The media often uses colorful phrases to explain stock moves that are downright inexplicable. “Animal spirits,” “irrational exuberance,” and “FOMO” were all used to describe Tesla’s staggering 740 percent gain and the dazzling meme stock rallies in 2020.

Economists have a poetic device of their own to explain these price moves: growth expectations. Standard asset pricing models, such as the discounted cash flow model and the consumption capital asset pricing model, use cash flow growth expectations—expectations about future profit—as a key input to explain stock prices. This is a subjective measure that varies from one investor to another, and a 1 percent increase in the expected profit for a company should produce about a 1 percent increase in its stock price, according to such models.

But there may actually be reverse causality between growth expectations and prices, proposes Chicago Booth PhD student Aditya Chaudhry. He finds that changes in growth expectations affect prices substantially less than currently assumed by standard asset pricing models—and the reason for this, he writes, is that market demand doesn’t move much in reaction to changes in expected returns.

To investigate his hypothesis, Chaudhry analyzed mutual fund trading activity from January 1984 through December 2021. When a fund indexed to the S&P 500 receives a $10 million investment, it typically uses that money to buy all the stocks in its portfolio in proportion to the current holdings to maintain its relationship with the index. (If $10 million is cashed out of the mutual fund, there would be proportional sales.) These purchases do not reflect any new information or changes in the manager’s growth expectations for those stocks, so aggregating these types of trades across many funds creates a way to view stock price changes that are unrelated to fundamentals.

With these data, Chaudhry was able to see how prices changed in response to this “uninformed” trading. Then, using the earnings-per-share forecasts of equity analysts at institutional firms such as Goldman Sachs and Morgan Stanley, he tracked how analysts’ growth expectations changed in response.

A 1 percent increase in stock prices by uninformed trading caused analyst EPS growth expectations to increase by 0.41 percent for the following year. This outcome, Chaudhry writes, is large enough to have real-world relevance—and is too big to be explained away by randomness.

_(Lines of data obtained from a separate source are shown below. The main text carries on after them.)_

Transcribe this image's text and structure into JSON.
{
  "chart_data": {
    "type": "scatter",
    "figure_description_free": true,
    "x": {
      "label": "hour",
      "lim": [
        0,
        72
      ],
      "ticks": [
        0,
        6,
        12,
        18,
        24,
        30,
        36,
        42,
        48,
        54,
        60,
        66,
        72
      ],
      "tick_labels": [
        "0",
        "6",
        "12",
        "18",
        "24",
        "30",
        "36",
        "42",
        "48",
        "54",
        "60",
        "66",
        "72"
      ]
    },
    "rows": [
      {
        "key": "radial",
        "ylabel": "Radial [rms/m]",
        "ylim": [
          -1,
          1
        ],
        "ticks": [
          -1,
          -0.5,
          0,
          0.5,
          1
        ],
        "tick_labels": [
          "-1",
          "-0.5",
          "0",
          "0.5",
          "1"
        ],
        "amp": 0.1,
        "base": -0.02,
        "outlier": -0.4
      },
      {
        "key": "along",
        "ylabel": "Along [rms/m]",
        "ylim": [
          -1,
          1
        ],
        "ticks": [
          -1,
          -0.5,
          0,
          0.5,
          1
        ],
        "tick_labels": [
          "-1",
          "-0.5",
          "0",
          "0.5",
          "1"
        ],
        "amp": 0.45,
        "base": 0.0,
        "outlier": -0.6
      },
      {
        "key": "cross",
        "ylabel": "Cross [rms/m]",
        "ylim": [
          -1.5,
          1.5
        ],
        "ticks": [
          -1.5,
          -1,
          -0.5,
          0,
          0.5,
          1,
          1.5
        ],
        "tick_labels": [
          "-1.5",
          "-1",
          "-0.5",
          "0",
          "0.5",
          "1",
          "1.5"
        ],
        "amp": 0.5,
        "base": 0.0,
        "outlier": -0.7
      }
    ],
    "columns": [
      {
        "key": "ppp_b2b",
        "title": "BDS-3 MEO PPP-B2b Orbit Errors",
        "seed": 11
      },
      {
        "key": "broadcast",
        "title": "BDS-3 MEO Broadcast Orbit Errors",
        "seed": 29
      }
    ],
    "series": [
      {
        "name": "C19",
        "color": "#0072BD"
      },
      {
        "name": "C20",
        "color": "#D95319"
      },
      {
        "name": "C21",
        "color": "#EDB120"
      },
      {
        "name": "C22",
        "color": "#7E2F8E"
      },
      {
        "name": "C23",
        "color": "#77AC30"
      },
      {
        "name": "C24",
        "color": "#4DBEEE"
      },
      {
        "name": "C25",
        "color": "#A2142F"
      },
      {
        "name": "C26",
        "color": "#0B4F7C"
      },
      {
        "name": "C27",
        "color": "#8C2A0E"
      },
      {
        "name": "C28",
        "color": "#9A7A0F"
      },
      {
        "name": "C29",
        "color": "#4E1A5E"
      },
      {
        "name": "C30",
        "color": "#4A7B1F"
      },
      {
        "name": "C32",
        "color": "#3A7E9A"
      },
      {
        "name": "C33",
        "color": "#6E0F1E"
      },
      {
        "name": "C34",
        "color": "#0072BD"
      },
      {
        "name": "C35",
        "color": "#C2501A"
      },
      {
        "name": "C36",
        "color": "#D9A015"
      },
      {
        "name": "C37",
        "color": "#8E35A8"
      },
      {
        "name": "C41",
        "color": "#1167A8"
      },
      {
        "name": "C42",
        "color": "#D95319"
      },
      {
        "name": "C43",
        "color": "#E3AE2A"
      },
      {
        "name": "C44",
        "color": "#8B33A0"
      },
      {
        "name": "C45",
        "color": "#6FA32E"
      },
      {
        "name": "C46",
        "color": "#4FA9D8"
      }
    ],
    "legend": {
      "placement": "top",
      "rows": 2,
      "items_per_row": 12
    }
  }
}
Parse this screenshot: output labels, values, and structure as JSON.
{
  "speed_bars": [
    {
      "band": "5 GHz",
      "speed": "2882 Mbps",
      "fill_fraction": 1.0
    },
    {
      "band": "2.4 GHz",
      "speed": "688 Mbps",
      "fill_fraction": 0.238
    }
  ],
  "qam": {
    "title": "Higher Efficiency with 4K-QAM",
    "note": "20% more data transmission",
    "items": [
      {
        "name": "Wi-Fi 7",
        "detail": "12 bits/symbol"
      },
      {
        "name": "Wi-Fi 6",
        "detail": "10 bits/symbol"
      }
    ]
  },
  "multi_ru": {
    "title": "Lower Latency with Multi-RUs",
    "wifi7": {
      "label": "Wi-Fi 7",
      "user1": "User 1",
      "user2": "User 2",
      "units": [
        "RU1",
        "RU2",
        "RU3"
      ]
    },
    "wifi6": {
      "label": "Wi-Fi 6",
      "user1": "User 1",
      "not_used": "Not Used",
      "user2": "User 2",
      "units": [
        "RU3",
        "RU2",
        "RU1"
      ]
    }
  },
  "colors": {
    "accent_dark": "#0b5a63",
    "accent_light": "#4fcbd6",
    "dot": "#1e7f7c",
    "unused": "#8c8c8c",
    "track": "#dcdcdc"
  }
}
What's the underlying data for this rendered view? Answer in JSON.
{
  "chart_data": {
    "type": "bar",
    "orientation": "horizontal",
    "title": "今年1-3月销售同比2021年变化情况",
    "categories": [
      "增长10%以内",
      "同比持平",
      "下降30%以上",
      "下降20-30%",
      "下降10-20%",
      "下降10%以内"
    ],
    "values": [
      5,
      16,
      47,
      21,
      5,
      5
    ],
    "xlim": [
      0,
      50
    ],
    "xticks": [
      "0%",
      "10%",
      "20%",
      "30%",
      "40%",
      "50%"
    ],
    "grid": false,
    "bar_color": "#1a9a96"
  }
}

Having seen how analysts react to uninformed price moves, Chaudhry revisited the impact of growth expectations on asset prices in standard asset pricing models. He developed a framework to predict asset demand using investors’ beliefs about a company’s profitability (their growth expectations, in other words). This required finding a way to measure investors’ beliefs, which he did by recognizing that investors learn information from analysts’ reports.

With machine learning, he homed in on analysts’ beliefs, weighting their influence on investors and teasing apart the portion of forecasts that were specific to an analyst’s particular beliefs and expectations versus the portion due to a company’s news and stock-price moves (which, as he had established, affected growth expectations). This helped him view how analyst-specific signals influenced investors’ beliefs about expected growth and changed demand for a stock.

In the final step of his study, Chaudhry measured the impact of these growth expectations on prices. With a regression model, he statistically analyzed the price movements that followed analyst reports.

Initially, the model assumed that the analyst influence on investors’ beliefs did not vary, nor did the sensitivity of investors’ asset demand to growth expectations. With these assumptions, the regression implied that a 1 percent increase in annual investor growth expectations increased stock prices by only 0.07 percent. Later, Chaudhry used Securities and Exchange Commission reports of mutual fund stock holdings to create individual demand curves for each fund and ran the same regression fund by fund.

Aggregating those results, Chaudhry determined that a 1 percent increase in annual investor growth expectations increased stock prices by 0.16 percent—still a far cry from 1 percent. Growth expectations have less of an impact on asset prices than standard pricing models currently suggest because of the low sensitivity of demand to expected returns, he concludes.